Contract review is one of the most important elements of starting a business. It protects you legally and saves you money in the long run. To maximize your protection, look out for these warning signs during contract review.
Make sure that all of the languages are understandable by both parties to avoid confusion later on down the line. Familiarize yourself with each clause so that you know what it entails before signing off on documents that have these clauses included in them. If any section confuses you, ask for clarification from your lawyer or the party with whom you are contracting.
Ambiguous Dispute Resolution Processes
A dispute resolution process is required to be unambiguous about who will settle disputes if they arise and how such disputes will be settled. If there is no clear process, this can lead to long waits while you wait for your lawyer to research the appropriate route of action or it may not even be clear who would legally defend your case.
Make sure to look out for the following clauses during your contract review: –
- Undisclosed Termination Clause
A termination clause clearly states what needs to occur for a contract to end and under what circumstances each party can terminate the agreement after a given period. Be wary of contracts that give one party too much power over the other or that state that one party just has to they want out of the contract instead of giving a clear reason for why they want to terminate the contract.
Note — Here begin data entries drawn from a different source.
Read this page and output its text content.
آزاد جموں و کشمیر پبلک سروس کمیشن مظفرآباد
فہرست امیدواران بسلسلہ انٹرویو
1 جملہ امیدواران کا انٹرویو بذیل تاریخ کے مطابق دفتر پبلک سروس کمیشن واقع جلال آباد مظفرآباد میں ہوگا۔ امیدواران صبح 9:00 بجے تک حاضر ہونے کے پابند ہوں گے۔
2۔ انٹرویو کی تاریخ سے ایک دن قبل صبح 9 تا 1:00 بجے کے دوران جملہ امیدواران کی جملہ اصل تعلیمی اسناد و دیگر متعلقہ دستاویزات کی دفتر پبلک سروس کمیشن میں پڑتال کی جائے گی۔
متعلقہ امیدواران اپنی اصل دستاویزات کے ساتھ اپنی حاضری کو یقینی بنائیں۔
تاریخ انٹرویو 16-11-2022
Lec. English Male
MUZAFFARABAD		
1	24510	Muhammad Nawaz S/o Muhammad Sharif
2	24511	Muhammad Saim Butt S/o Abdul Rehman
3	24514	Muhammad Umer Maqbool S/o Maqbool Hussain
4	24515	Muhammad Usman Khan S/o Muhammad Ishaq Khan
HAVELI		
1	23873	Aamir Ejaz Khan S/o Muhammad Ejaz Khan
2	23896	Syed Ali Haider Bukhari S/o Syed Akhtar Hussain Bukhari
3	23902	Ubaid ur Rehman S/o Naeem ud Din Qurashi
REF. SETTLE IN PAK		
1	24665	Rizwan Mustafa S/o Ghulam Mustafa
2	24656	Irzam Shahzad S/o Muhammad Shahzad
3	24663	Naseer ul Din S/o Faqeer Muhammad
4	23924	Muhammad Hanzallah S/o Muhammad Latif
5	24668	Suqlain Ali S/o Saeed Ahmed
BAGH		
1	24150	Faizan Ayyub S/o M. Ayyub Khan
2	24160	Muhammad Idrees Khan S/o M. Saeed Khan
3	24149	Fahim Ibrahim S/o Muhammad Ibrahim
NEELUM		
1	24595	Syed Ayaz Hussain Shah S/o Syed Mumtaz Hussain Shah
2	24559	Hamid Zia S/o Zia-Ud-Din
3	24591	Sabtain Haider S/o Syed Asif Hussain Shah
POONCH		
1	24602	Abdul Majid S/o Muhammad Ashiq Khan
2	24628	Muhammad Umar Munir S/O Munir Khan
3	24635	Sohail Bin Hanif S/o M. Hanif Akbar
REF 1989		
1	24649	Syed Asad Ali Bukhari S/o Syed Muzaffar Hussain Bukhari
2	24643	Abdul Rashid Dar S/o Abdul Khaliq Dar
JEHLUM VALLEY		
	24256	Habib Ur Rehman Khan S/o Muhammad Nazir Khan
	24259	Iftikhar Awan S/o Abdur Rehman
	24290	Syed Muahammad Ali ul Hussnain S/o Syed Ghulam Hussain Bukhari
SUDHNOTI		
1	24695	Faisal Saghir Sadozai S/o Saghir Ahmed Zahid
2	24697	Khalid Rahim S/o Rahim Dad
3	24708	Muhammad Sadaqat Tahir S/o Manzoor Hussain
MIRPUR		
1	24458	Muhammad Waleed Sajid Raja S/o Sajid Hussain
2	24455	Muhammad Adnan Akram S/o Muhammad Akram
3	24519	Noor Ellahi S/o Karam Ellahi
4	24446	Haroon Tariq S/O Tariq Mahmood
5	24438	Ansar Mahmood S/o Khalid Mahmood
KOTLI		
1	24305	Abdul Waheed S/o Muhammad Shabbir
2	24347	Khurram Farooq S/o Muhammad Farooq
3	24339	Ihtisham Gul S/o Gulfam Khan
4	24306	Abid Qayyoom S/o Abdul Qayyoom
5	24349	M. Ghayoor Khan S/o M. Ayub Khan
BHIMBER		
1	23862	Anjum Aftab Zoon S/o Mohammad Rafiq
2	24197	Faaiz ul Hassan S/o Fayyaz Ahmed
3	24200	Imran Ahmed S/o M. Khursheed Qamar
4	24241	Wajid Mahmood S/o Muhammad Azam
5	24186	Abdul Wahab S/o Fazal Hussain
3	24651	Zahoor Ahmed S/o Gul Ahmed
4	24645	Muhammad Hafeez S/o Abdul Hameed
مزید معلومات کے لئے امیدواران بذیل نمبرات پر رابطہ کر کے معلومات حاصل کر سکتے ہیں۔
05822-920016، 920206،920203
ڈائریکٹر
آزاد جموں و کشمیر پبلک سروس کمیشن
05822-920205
- Exclusive Dealing Clause
An exclusive dealing clause states that either party can only trade with one company or sell goods to customers through a specific business. This is often used as a way of discouraging competition and can be problematic if you already have an established relationship with another business. Be sure not to sign contracts with such clauses unless there is a very good reason behind them, it is within your best interests, and you are aware of all potential ramifications from doing so.
- Indemnification Clause
This type of clause requires that one party compensate the other for any damages done under certain circumstances. For example, your company agrees to provide your customer with a warranty for certain products you have built as well as any damages up to the value that your customer still owes you after they return those products. Be sure that such clauses do not include wording that there is no limit on how much compensation can be sought or that it will cover consequences caused by the indemnifying party’s actions, otherwise, problems may arise if actual damage greatly exceeds an agreed-upon value and/or due to irresponsible business practices.
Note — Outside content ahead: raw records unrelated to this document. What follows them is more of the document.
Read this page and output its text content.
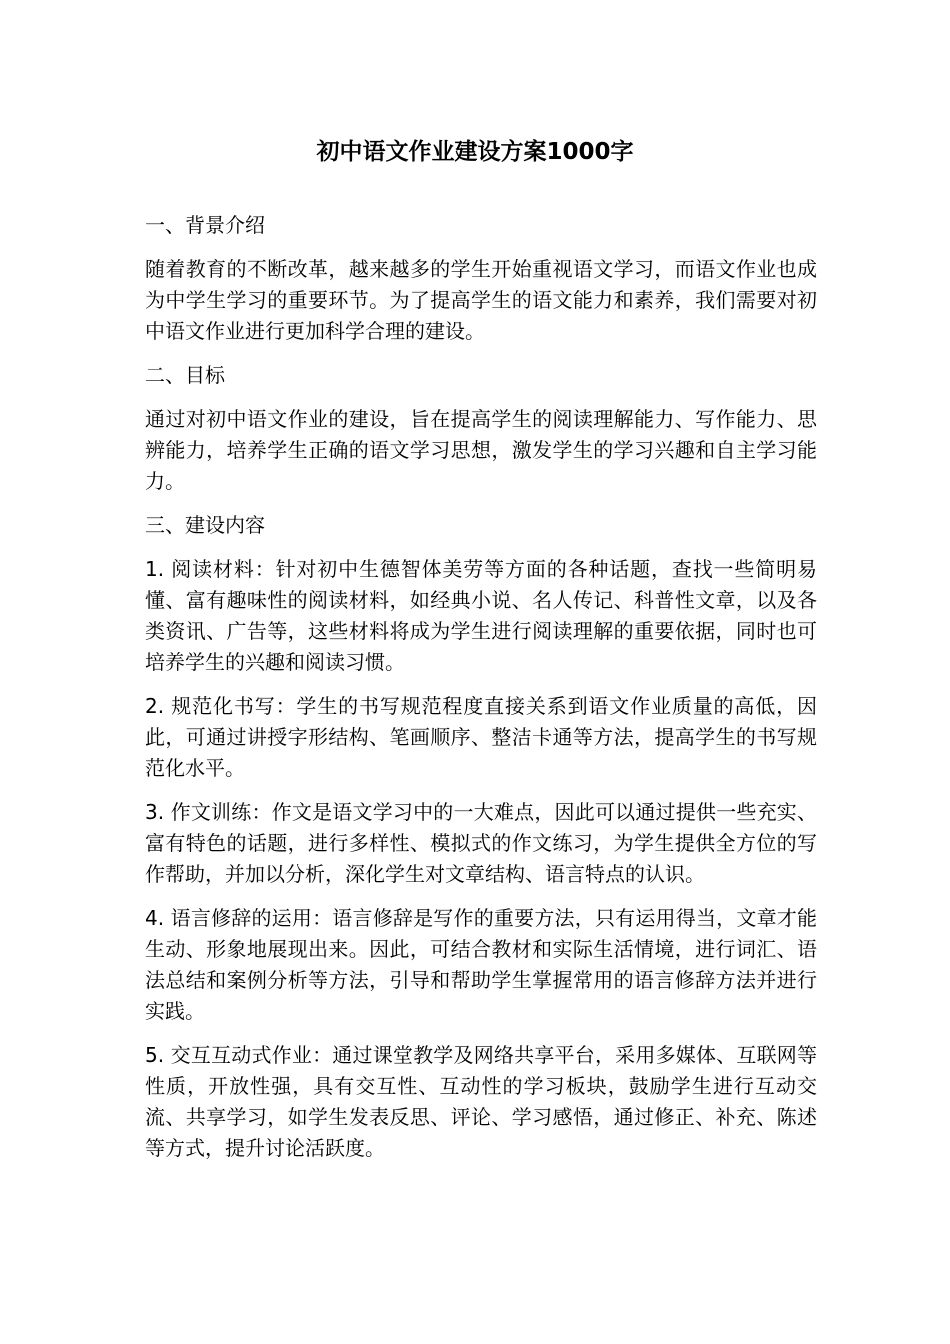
初中语文作业建设方案1000字

一、背景介绍

随着教育的不断改革，越来越多的学生开始重视语文学习，而语文作业也成为中学生学习的重要环节。为了提高学生的语文能力和素养，我们需要对初中语文作业进行更加科学合理的建设。

二、目标

通过对初中语文作业的建设，旨在提高学生的阅读理解能力、写作能力、思辨能力，培养学生正确的语文学习思想，激发学生的学习兴趣和自主学习能力。

三、建设内容

1. 阅读材料：针对初中生德智体美劳等方面的各种话题，查找一些简明易懂、富有趣味性的阅读材料，如经典小说、名人传记、科普性文章，以及各类资讯、广告等，这些材料将成为学生进行阅读理解的重要依据，同时也可培养学生的兴趣和阅读习惯。

2. 规范化书写：学生的书写规范程度直接关系到语文作业质量的高低，因此，可通过讲授字形结构、笔画顺序、整洁卡通等方法，提高学生的书写规范化水平。

3. 作文训练：作文是语文学习中的一大难点，因此可以通过提供一些充实、富有特色的话题，进行多样性、模拟式的作文练习，为学生提供全方位的写作帮助，并加以分析，深化学生对文章结构、语言特点的认识。

4. 语言修辞的运用：语言修辞是写作的重要方法，只有运用得当，文章才能生动、形象地展现出来。因此，可结合教材和实际生活情境，进行词汇、语法总结和案例分析等方法，引导和帮助学生掌握常用的语言修辞方法并进行实践。

5. 交互互动式作业：通过课堂教学及网络共享平台，采用多媒体、互联网等性质，开放性强，具有交互性、互动性的学习板块，鼓励学生进行互动交流、共享学习，如学生发表反思、评论、学习感悟，通过修正、补充、陈述等方式，提升讨论活跃度。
- Automatic Renewal Clause
If your company does business with customers repeatedly this clause could be problematic. For example, if you provide services like hosting to clients who do not want to go through the trouble of finding another service provider when their existing contract expires, they will need to be able to easily terminate their service with your company or have a clause in their contract stating that the terms will continue on a month-to-month basis. If you do not include such a provision, an automatic renewal could cause customers to miss the deadline for canceling and lead to them being locked into another lengthy contract with little opportunity for them or yourself to change things.
- Arbitration Clause
An arbitration clause states that any legal disputes between the two parties must be taken to a designated third-party arbitrator. In some circumstances, this can benefit both parties by taking away time constraints and costs associated with going through the courts but in others, it may prevent both companies from taking advantage of options available through local laws and regulations.
Unclear Ownership Terms
These terms should clearly state who owns each section of intellectual property outlined in the contract. If these are not stated clearly, it may be difficult to prove ownership if the parties disagree later on hence check them clearly during the contract review.
Violation of Laws or Standards
Every good contract should list all costs involved in carrying out certain tasks under the agreement so there are no surprises later on. If there are costs outlined in the contract that you are not aware of, they should be discussed with your lawyer so you understand what is expected of you.
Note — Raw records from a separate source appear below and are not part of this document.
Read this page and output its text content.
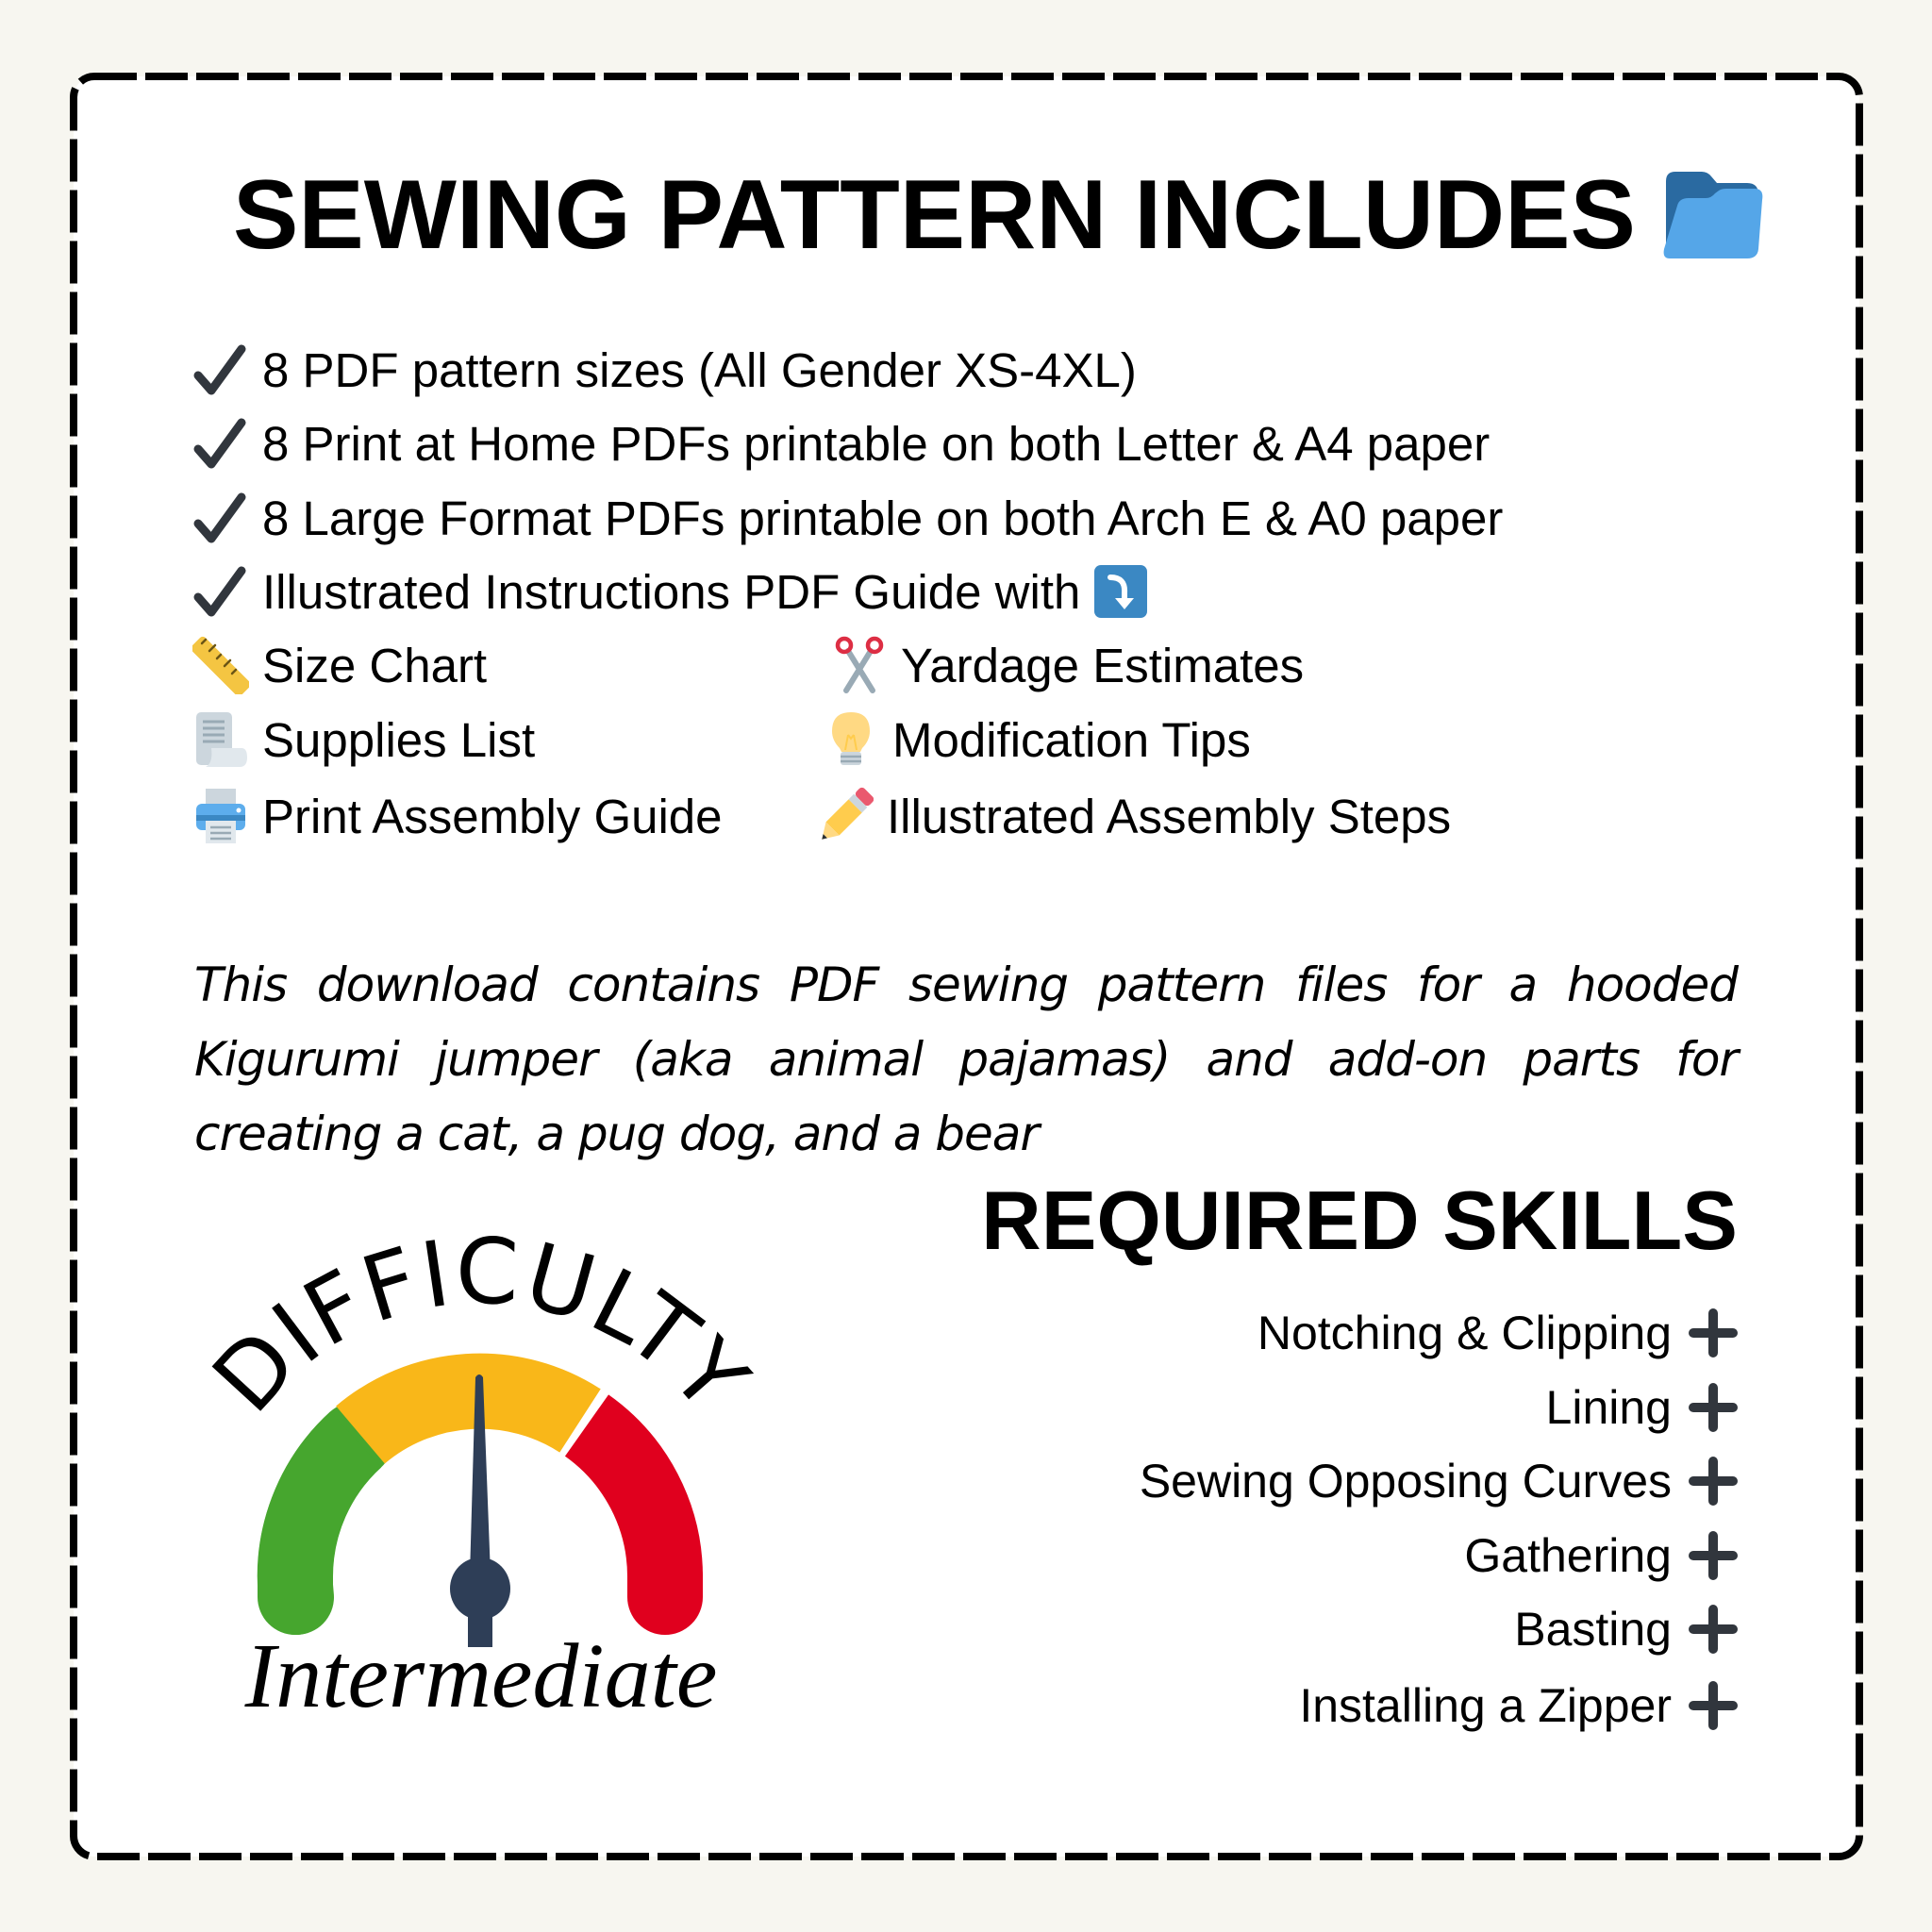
SEWING PATTERN INCLUDES
8 PDF pattern sizes (All Gender XS-4XL)
8 Print at Home PDFs printable on both Letter & A4 paper
8 Large Format PDFs printable on both Arch E & A0 paper
Illustrated Instructions PDF Guide with
Size Chart
Supplies List
Print Assembly Guide
Yardage Estimates
Modification Tips
Illustrated Assembly Steps

This download contains PDF sewing pattern files for a hooded Kigurumi jumper (aka animal pajamas) and add-on parts for creating a cat, a pug dog, and a bear

DIFFICULTY
Intermediate
REQUIRED SKILLS
Notching & Clipping
Lining
Sewing Opposing Curves
Gathering
Basting
Installing a Zipper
All contracts set parameters within which the business must operate. However, some have terms that are overly restrictive or may pose problems for your business’s future growth. For example, being unable to sign on new clients beyond a certain size could inhibit your company’s ability to grow. Make sure that the terms fall within the range of possibility for your business and do not hinder its potential.
Lack of Cohesive Termination Clause
Every section of the contract must explain when it terminates along with what steps need to occur before termination occurs. If a clause states it terminates with the death of one party but does not explain what to do if both parties die, this can be problematic.
No Scope for Change over Time
No contract is set in stone and as such needs to have written into it provisions that allow for change as time progresses. Be on the lookout for contracts that state they cannot be modified under any circumstance or those that do not include language allowing for changes without renegotiating the entire contract. Such language will make updates impossible and may even cause your business issues down the line when laws and standards change so make sure to check everything during contract review.
Prejudice Against Future Laws or Standards
During contract review ensure there are no clauses within the contract that penalize you for future legal actions either yours or others. For example, if your business is in a heavily regulated industry with laws that are constantly changing, it may not be wise to sign a contract with clauses that penalize you for future changes in these laws or reduce the allowable levels of risk within the contract. Such action could put you at an unfair disadvantage when dealing with other businesses that have signed contracts without such language.